National News Beat: Amtrak strike, green cars and oil leases, and California fires

An Amtrak passenger train departs Chicago in the early evening headed south Wednesday, Sept. 14, 2022, in Chicago. Business and government officials are preparing for a potential nationwide rail strike at the end of this week, that could also affect local and national passenger trains, while talks carry on between the largest U.S. freight railroads and their unions. Photo by Charles Rex Arbogast/AP

Amtrak strike threatens long distance connections 

Amtrak will begin to cancel all long distance travel Thursday following fears of a strike by freight workers, according to reporting by NBC New York. The closures will not affect commuters looking to travel from New York to Boston, but will affect those who wish to travel from New York City to Chicago or Miami.  

The strike, if a deal is not reached between union workers and management, will occur on Friday. The striking workers are advocating for better over pay and resolution of scheduling issues. While Amtrak employees are not participating in the strike, freight workers that are instrumental in the trains operation are.  

Joe Biden touts green energy at Detroit car show 

President Joe Biden traveled to Michigan on Wednesday to tout new electric car manufacturing following the passage of the Inflation Reduction Act. The law approved $5 billion in spending for a network of EV charging stations that would encourage the sale and transport of electric vehicles. At the car show, President Biden announced the first $900 million would be spent supplying 53,000 miles of road in 35 states with EV chargers, according to reporting by the AP. Biden championed electric vehicles and the actions of his administration in a speech. 

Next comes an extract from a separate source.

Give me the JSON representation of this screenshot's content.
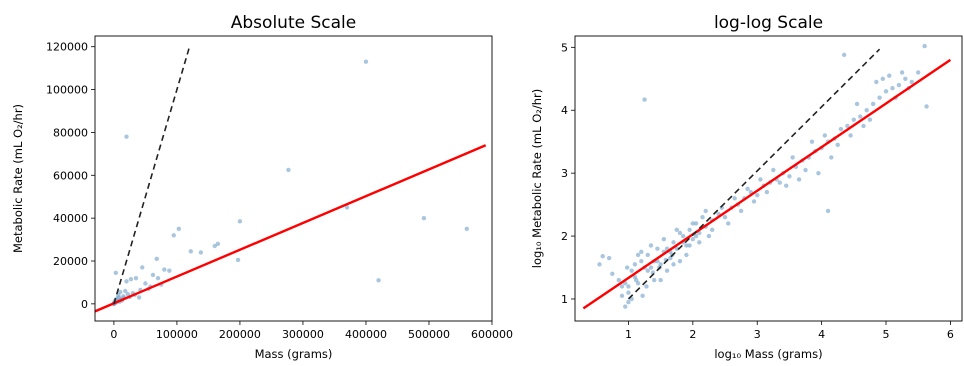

“The great American road trip is going to be fully electrified,” Biden said. “When you see these big projects in your home towns … I want you to feel the way I feel: Pride. Pride in what we can do when we do it together.” 

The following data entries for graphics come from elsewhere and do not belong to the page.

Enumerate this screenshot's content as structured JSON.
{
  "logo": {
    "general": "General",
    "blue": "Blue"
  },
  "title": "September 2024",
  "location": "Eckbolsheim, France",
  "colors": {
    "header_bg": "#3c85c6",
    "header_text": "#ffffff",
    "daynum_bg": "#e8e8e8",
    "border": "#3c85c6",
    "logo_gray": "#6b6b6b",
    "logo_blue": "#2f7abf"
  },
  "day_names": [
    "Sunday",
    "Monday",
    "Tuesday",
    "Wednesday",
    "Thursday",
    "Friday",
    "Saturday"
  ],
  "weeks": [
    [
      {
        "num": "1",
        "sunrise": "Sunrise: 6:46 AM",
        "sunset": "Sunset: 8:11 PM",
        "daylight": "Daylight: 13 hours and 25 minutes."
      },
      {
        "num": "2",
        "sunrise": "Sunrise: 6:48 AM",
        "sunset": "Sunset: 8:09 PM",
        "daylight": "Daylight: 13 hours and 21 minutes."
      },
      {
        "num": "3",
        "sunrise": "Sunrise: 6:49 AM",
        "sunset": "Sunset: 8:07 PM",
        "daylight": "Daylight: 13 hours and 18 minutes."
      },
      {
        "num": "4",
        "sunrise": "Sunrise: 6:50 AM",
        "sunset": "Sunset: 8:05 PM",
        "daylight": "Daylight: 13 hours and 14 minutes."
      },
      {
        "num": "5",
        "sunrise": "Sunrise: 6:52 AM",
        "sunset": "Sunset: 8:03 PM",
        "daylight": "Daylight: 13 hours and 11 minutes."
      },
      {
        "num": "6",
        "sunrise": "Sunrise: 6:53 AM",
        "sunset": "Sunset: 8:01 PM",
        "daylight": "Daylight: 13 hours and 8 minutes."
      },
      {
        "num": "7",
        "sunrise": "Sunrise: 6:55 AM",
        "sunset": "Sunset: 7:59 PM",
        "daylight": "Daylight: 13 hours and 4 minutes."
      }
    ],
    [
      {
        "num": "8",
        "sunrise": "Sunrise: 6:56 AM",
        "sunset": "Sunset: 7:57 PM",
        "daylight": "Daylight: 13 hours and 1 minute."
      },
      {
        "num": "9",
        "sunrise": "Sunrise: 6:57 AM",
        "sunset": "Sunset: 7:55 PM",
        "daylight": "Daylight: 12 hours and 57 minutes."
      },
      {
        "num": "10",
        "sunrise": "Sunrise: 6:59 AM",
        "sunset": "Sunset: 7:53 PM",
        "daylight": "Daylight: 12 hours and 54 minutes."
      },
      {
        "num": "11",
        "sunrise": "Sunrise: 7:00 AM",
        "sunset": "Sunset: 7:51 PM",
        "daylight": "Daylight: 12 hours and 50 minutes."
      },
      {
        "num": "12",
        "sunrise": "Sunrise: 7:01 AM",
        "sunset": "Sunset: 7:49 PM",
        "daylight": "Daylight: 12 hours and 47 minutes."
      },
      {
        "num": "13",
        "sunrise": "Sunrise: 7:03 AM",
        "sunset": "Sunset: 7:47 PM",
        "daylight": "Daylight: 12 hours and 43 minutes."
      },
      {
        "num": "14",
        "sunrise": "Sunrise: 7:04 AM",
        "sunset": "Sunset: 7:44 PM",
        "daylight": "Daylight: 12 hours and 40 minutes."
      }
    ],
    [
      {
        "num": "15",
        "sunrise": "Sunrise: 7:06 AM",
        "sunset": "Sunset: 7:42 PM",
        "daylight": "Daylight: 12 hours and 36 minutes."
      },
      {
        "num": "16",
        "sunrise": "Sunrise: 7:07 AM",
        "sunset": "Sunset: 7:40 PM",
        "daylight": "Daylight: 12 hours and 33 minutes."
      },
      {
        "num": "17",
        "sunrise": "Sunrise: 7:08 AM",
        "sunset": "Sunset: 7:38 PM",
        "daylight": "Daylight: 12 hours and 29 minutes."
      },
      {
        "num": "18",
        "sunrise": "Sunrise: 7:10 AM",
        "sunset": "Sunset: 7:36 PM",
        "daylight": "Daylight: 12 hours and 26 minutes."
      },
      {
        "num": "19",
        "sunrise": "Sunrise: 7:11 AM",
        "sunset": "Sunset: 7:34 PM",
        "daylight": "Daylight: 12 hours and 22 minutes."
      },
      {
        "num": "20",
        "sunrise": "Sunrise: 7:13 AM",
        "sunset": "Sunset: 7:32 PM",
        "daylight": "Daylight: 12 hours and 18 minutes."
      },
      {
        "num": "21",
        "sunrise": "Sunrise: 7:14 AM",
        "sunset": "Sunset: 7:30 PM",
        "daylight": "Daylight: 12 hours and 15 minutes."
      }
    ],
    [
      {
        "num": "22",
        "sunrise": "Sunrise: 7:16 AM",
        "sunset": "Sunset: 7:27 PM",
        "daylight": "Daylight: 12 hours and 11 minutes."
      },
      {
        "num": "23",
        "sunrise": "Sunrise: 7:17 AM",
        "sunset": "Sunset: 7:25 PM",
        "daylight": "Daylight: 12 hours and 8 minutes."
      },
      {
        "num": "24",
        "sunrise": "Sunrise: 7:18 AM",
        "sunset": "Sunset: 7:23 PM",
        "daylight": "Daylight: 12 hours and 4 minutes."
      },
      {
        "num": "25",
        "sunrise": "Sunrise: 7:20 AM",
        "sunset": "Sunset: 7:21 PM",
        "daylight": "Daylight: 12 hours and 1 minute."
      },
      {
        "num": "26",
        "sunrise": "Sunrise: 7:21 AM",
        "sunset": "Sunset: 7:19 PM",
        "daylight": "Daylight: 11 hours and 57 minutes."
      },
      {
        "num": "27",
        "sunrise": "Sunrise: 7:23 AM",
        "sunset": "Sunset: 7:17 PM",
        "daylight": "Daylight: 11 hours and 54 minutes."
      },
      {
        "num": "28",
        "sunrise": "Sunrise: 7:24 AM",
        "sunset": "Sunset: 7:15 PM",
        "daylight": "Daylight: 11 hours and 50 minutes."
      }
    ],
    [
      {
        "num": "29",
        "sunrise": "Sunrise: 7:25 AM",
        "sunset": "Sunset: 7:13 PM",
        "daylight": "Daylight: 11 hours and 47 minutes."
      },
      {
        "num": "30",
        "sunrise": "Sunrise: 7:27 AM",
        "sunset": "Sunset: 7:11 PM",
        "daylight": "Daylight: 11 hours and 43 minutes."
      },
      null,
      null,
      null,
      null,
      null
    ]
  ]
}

Biden also thanked unions such as the United Auto Workers and others for their instrumental support in the 2020 election, touting his administration’s efforts to be the most pro-union administration in decades. Biden then drove an electric Cadillac down the showroom with fellow auto CEO’s.  

US Government approves first offshore oil lease of Biden presidency 

The US Government has accepted nearly $190 in bids for offshore oil leases according to reporting by the AP. This signals the end of Biden’s moratorium on offshore oil and gas leases. While new leases for offshore drilling are being approved, the Bureau of Ocean Energy Management stipulated that all drilling must, “protect biologically sensitive resources, mitigate potential adverse effects on protected species, and avoid potential ocean user conflicts,” according to the AP.  

The reason that oil and gas leases for offshore drilling have returned is due to the Inflation Reduction Act passed by Congress in August. An amendment added by Senator Joe Manchin stipulated that oil and gas leases on federal lands be revisited. Climate and environmental activists such as Miyoko Sakashita, director of the oceans program at the Center for Biological Diversity, lamented the change, saying it was a blow to ecosystems in the Gulf of Mexico and progress towards tackling climate change. 

California deals with mudslides and wildfires 

Due to heavy rainfall projected in the near future, the San Bernardino Mountain region was evacuated. The region has been dealing with consistent mudslides and flash floods that have left a person missing, according to the AP. To the north, the Mosquito Fire is raging in central California.  

Firefighters were able to keep the fire from consuming the small town of Foresthill. The fire is one of three currently raging in the state. Nearly 11,000 have been evacuated and 6,000 structures are threatened due to the blaze.  

The rains that triggered flash floods and mudslides were triggered by downpours from a weakened tropical storm, which ended a southern California drought. The combination of the drought and the lack of vegetation from previous forest fires made the soil loose, with nothing left to keep it intact.  

The Fairview Fire southeast of Los Angeles is mostly contained after destroying at least 35 homes and killing two.